Quem conhece a indústria da moda só pelas revistas e desfiles talvez nem imagine que a produção de alguns tecidos – como, por exemplo, algodão, poliéster e viscose – inclui o uso de produtos tóxicos.

Na expectativa de dialogar com a sociedade sobre essa questão e de impedir a aprovação do chamado PL do Veneno (Projeto de Lei 6.299/02), que tramita no Congresso Nacional, ativistas, empresas e entidades do setor lançaram a campanha #ModaSemVeneno.

“É uma petição setorial contra o PL, que une alguns atores da moda. A petição é um instrumento importante, mas, simbólico. Mais do que as assinaturas que estamos colhendo, é uma ferramenta para abrir diálogos. Para que a sociedade, no geral, enxergue as relações entre a indústria da moda e o agronegócio, qual a responsabilidade que a moda tem. O algodão, por exemplo, é uma das culturas que mais consomem agrotóxico no país”, alerta a diretora-executiva do Instituto Modifica, Marina Colerato.
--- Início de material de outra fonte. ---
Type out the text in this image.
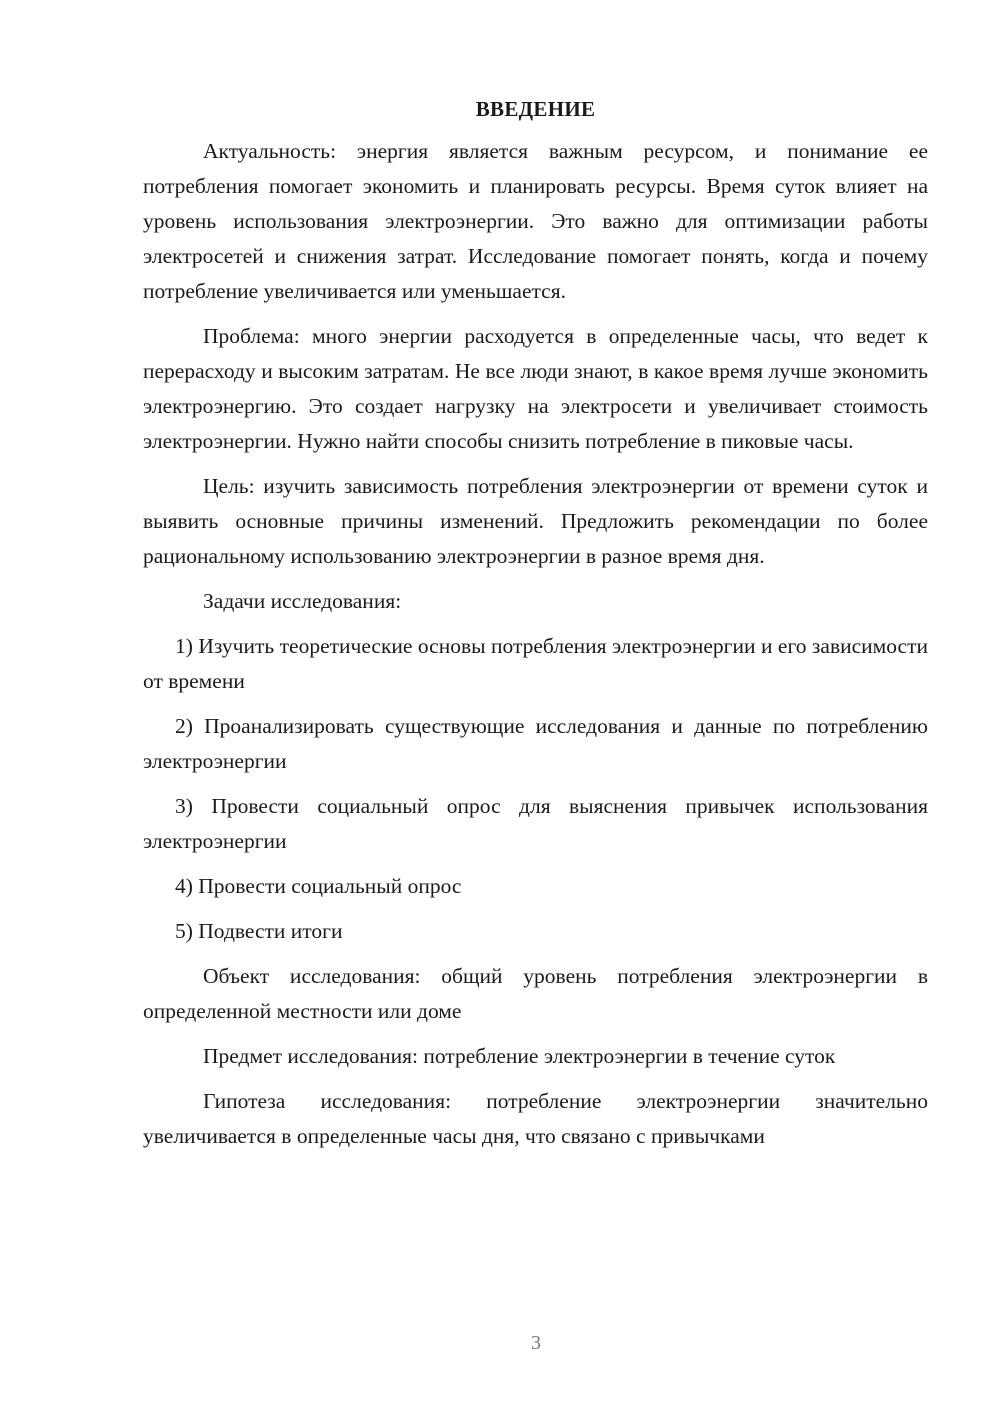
ВВЕДЕНИЕ

Актуальность: энергия является важным ресурсом, и понимание ее потребления помогает экономить и планировать ресурсы. Время суток влияет на уровень использования электроэнергии. Это важно для оптимизации работы электросетей и снижения затрат. Исследование помогает понять, когда и почему потребление увеличивается или уменьшается.

Проблема: много энергии расходуется в определенные часы, что ведет к перерасходу и высоким затратам. Не все люди знают, в какое время лучше экономить электроэнергию. Это создает нагрузку на электросети и увеличивает стоимость электроэнергии. Нужно найти способы снизить потребление в пиковые часы.

Цель: изучить зависимость потребления электроэнергии от времени суток и выявить основные причины изменений. Предложить рекомендации по более рациональному использованию электроэнергии в разное время дня.

Задачи исследования:

1) Изучить теоретические основы потребления электроэнергии и его зависимости от времени

2) Проанализировать существующие исследования и данные по потреблению электроэнергии

3) Провести социальный опрос для выяснения привычек использования электроэнергии

4) Провести социальный опрос

5) Подвести итоги

Объект исследования: общий уровень потребления электроэнергии в определенной местности или доме

Предмет исследования: потребление электроэнергии в течение суток

Гипотеза исследования: потребление электроэнергии значительно увеличивается в определенные часы дня, что связано с привычками

3
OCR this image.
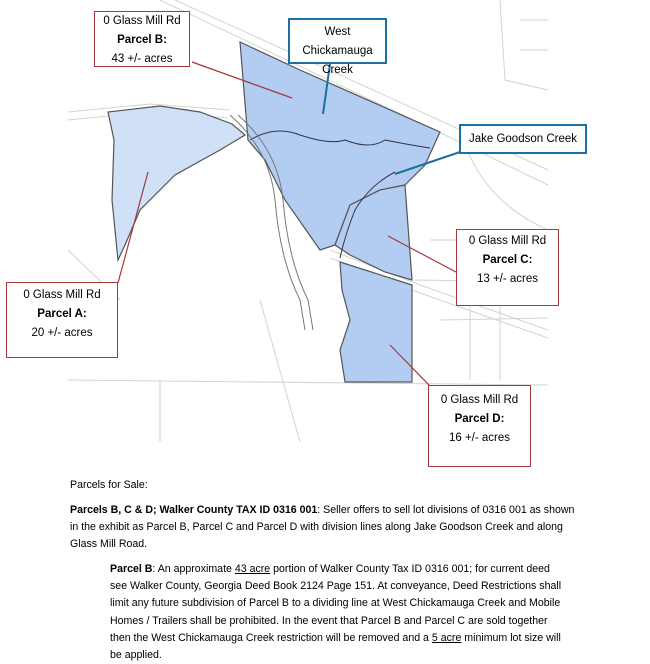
0 Glass Mill Rd
Parcel B:
43 +/- acres
West Chickamauga
Creek
Jake Goodson Creek
0 Glass Mill Rd
Parcel C:
13 +/- acres
0 Glass Mill Rd
Parcel A:
20 +/- acres
0 Glass Mill Rd
Parcel D:
16 +/- acres
Parcels for Sale:
Parcels B, C & D; Walker County TAX ID 0316 001: Seller offers to sell lot divisions of 0316 001 as shown
in the exhibit as Parcel B, Parcel C and Parcel D with division lines along Jake Goodson Creek and along
Glass Mill Road.
Parcel B: An approximate 43 acre portion of Walker County Tax ID 0316 001; for current deed
see Walker County, Georgia Deed Book 2124 Page 151. At conveyance, Deed Restrictions shall
limit any future subdivision of Parcel B to a dividing line at West Chickamauga Creek and Mobile
Homes / Trailers shall be prohibited. In the event that Parcel B and Parcel C are sold together
then the West Chickamauga Creek restriction will be removed and a 5 acre minimum lot size will
be applied.
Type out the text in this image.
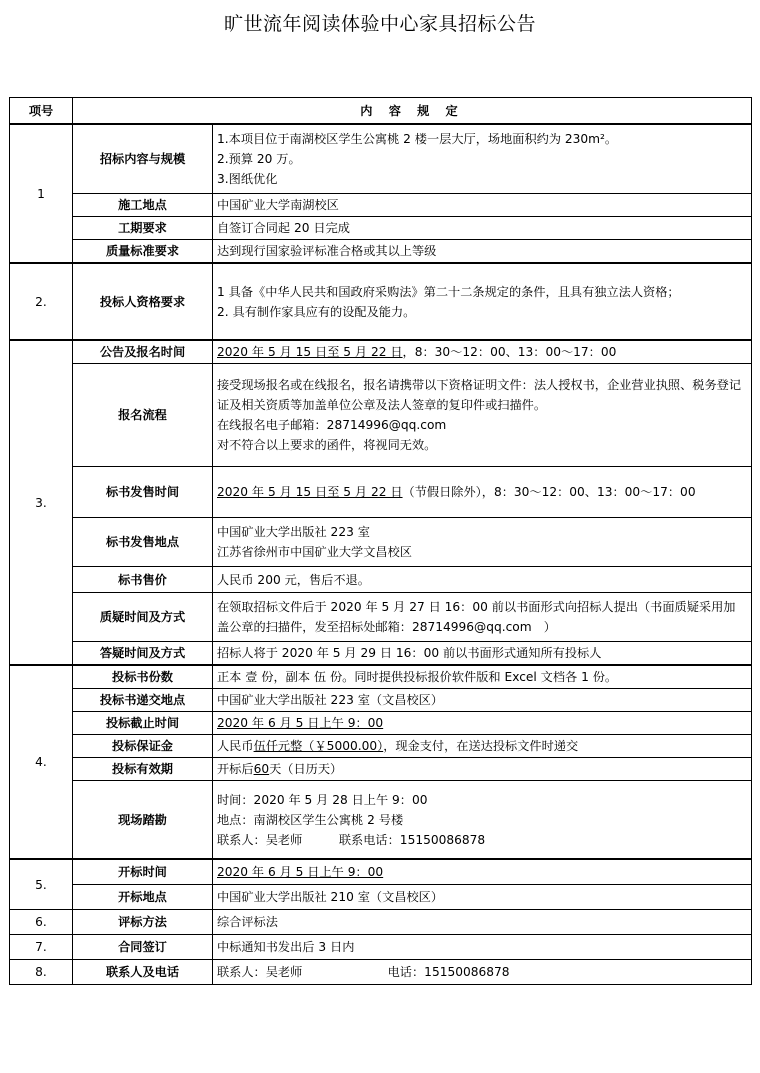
旷世流年阅读体验中心家具招标公告
项号	内 容 规 定	
1	招标内容与规模	1.本项目位于南湖校区学生公寓桃 2 楼一层大厅，场地面积约为 230m²。

2.预算 20 万。

3.图纸优化

	施工地点	中国矿业大学南湖校区
	工期要求	自签订合同起 20 日完成
	质量标准要求	达到现行国家验评标准合格或其以上等级
2.	投标人资格要求	1 具备《中华人民共和国政府采购法》第二十二条规定的条件，且具有独立法人资格；

2. 具有制作家具应有的设配及能力。

3.	公告及报名时间	2020 年 5 月 15 日至 5 月 22 日，8：30～12：00、13：00～17：00
	报名流程	接受现场报名或在线报名，报名请携带以下资格证明文件：法人授权书，企业营业执照、税务登记证及相关资质等加盖单位公章及法人签章的复印件或扫描件。

在线报名电子邮箱：28714996@qq.com

对不符合以上要求的函件，将视同无效。

	标书发售时间	2020 年 5 月 15 日至 5 月 22 日（节假日除外），8：30～12：00、13：00～17：00
	标书发售地点	中国矿业大学出版社 223 室

江苏省徐州市中国矿业大学文昌校区

	标书售价	人民币 200 元，售后不退。
	质疑时间及方式	在领取招标文件后于 2020 年 5 月 27 日 16：00 前以书面形式向招标人提出（书面质疑采用加盖公章的扫描件，发至招标处邮箱：28714996@qq.com　）
	答疑时间及方式	招标人将于 2020 年 5 月 29 日 16：00 前以书面形式通知所有投标人
4.	投标书份数	正本 壹 份，副本 伍 份。同时提供投标报价软件版和 Excel 文档各 1 份。
	投标书递交地点	中国矿业大学出版社 223 室（文昌校区）
	投标截止时间	2020 年 6 月 5 日上午 9：00
	投标保证金	人民币伍仟元整（￥5000.00），现金支付，在送达投标文件时递交
	投标有效期	开标后60天（日历天）
	现场踏勘	时间：2020 年 5 月 28 日上午 9：00

地点：南湖校区学生公寓桃 2 号楼

联系人：吴老师　　　联系电话：15150086878

5.	开标时间	2020 年 6 月 5 日上午 9：00
	开标地点	中国矿业大学出版社 210 室（文昌校区）
6.	评标方法	综合评标法
7.	合同签订	中标通知书发出后 3 日内
8.	联系人及电话	联系人：吴老师　　　　　　　电话：15150086878
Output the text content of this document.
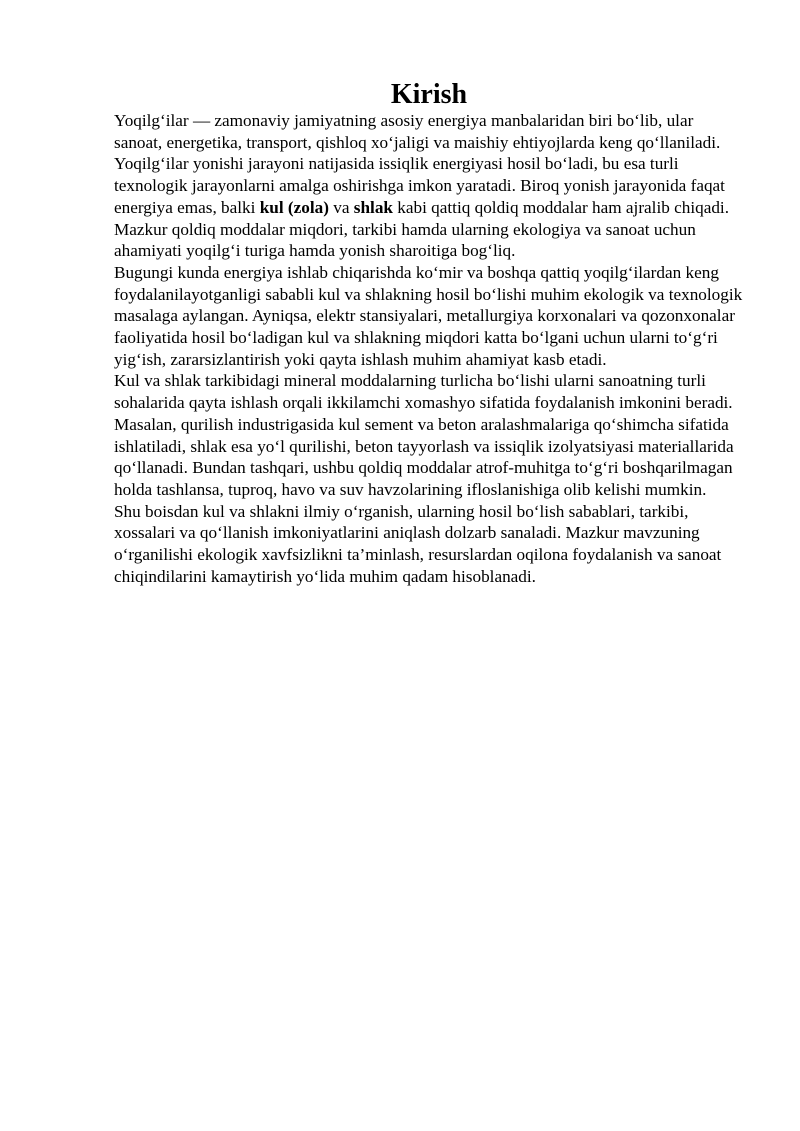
Kirish

Yoqilg‘ilar — zamonaviy jamiyatning asosiy energiya manbalaridan biri bo‘lib, ular sanoat, energetika, transport, qishloq xo‘jaligi va maishiy ehtiyojlarda keng qo‘llaniladi. Yoqilg‘ilar yonishi jarayoni natijasida issiqlik energiyasi hosil bo‘ladi, bu esa turli texnologik jarayonlarni amalga oshirishga imkon yaratadi. Biroq yonish jarayonida faqat energiya emas, balki kul (zola) va shlak kabi qattiq qoldiq moddalar ham ajralib chiqadi. Mazkur qoldiq moddalar miqdori, tarkibi hamda ularning ekologiya va sanoat uchun ahamiyati yoqilg‘i turiga hamda yonish sharoitiga bog‘liq.

Bugungi kunda energiya ishlab chiqarishda ko‘mir va boshqa qattiq yoqilg‘ilardan keng foydalanilayotganligi sababli kul va shlakning hosil bo‘lishi muhim ekologik va texnologik masalaga aylangan. Ayniqsa, elektr stansiyalari, metallurgiya korxonalari va qozonxonalar faoliyatida hosil bo‘ladigan kul va shlakning miqdori katta bo‘lgani uchun ularni to‘g‘ri yig‘ish, zararsizlantirish yoki qayta ishlash muhim ahamiyat kasb etadi.

Kul va shlak tarkibidagi mineral moddalarning turlicha bo‘lishi ularni sanoatning turli sohalarida qayta ishlash orqali ikkilamchi xomashyo sifatida foydalanish imkonini beradi. Masalan, qurilish industrigasida kul sement va beton aralashmalariga qo‘shimcha sifatida ishlatiladi, shlak esa yo‘l qurilishi, beton tayyorlash va issiqlik izolyatsiyasi materiallarida qo‘llanadi. Bundan tashqari, ushbu qoldiq moddalar atrof-muhitga to‘g‘ri boshqarilmagan holda tashlansa, tuproq, havo va suv havzolarining ifloslanishiga olib kelishi mumkin.

Shu boisdan kul va shlakni ilmiy o‘rganish, ularning hosil bo‘lish sabablari, tarkibi, xossalari va qo‘llanish imkoniyatlarini aniqlash dolzarb sanaladi. Mazkur mavzuning o‘rganilishi ekologik xavfsizlikni ta’minlash, resurslardan oqilona foydalanish va sanoat chiqindilarini kamaytirish yo‘lida muhim qadam hisoblanadi.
O Modifica é um dos responsáveis da campanha, que, segundo Marina Colerato, reúne outras organizações, como o Fashion Revolution, que defende uma indústria da moda mais limpa e responsável. A diretora-executiva diz ainda que o movimento já mantém contato com o Congresso Nacional, através da Frente Ambientalista Parlamentar, à qual pretende entregar a lista de assinaturas, que pode ser acessada aqui, até 28 de maio.

Rede complexa
Na definição de Marina Colerato a moda é uma das redes produtivas mais complexas, relacionada à indústria química, à indústria do agrone-gócio, tingimento e lavagens, toda a indústria da publicidade. “A moda se relaciona com a sociedade em muitos momentos, olhando para a questão de resíduos, roupas descartadas. E precisa olhar mais para os agricultores ao redor, para a sustentabilidade de vida no campo, contra a evasão rural, para outras lógicas de produção”, aponta.

No caso dos agrotóxi-cos, mesmo sendo muito difícil eles cheguem à peça de roupa pronta, a diretora destaca que seu uso indiscriminado põe em risco, entre outras coisas, a saúde reprodutiva das mulheres, já que o glicosato, um dos venenos usado no país, é relacionado ao bordo espontâneo.

Argentina
Marina Colerato revela que a Argentina e outros atores internacionais se juntaram à campanha #ModaSemVeneno, porque a matéria prima produzida no país representa commodities globais. “A manutenção dessa despolítica ambiental pode ser uma sinalização de que o Brasil deixará de fazer acordos comerciais”.

Ronaldo Fraga
Um dos mais proeminentes estilistas do país, o mineiro Ronaldo Fraga critica com veemência a indústria na qual atua: “A moda brasileira sempre fez papel de morta. Fica de olho na próxima elite vigente, para não perder cliente. Quantas marcas cresceram nos anos 2000 com o auxílio de governos e usaram o artifício da sustentabilidade para apoiar o governo atual”, questiona.

Fraga diz que o problema vai muito além do PL do Veneno. “Por trás desse PL do Veneno tem outras questões que estão passando junto. Para esse tipo de mobilização da moda, tem que haver consciência de indivíduos. Minha marca quer saber quem matou Marielle, quer sabe da CPI da Pandemia, está sempre se posicionando. Perdi contratos por isso, mas não dá para acender uma vela para Deus e outra para o diabo”, avalia.

Para Ronaldo Fraga, enquanto faz “papel de morta”, a moda brasileira vai perdendo espaço, vai morrendo.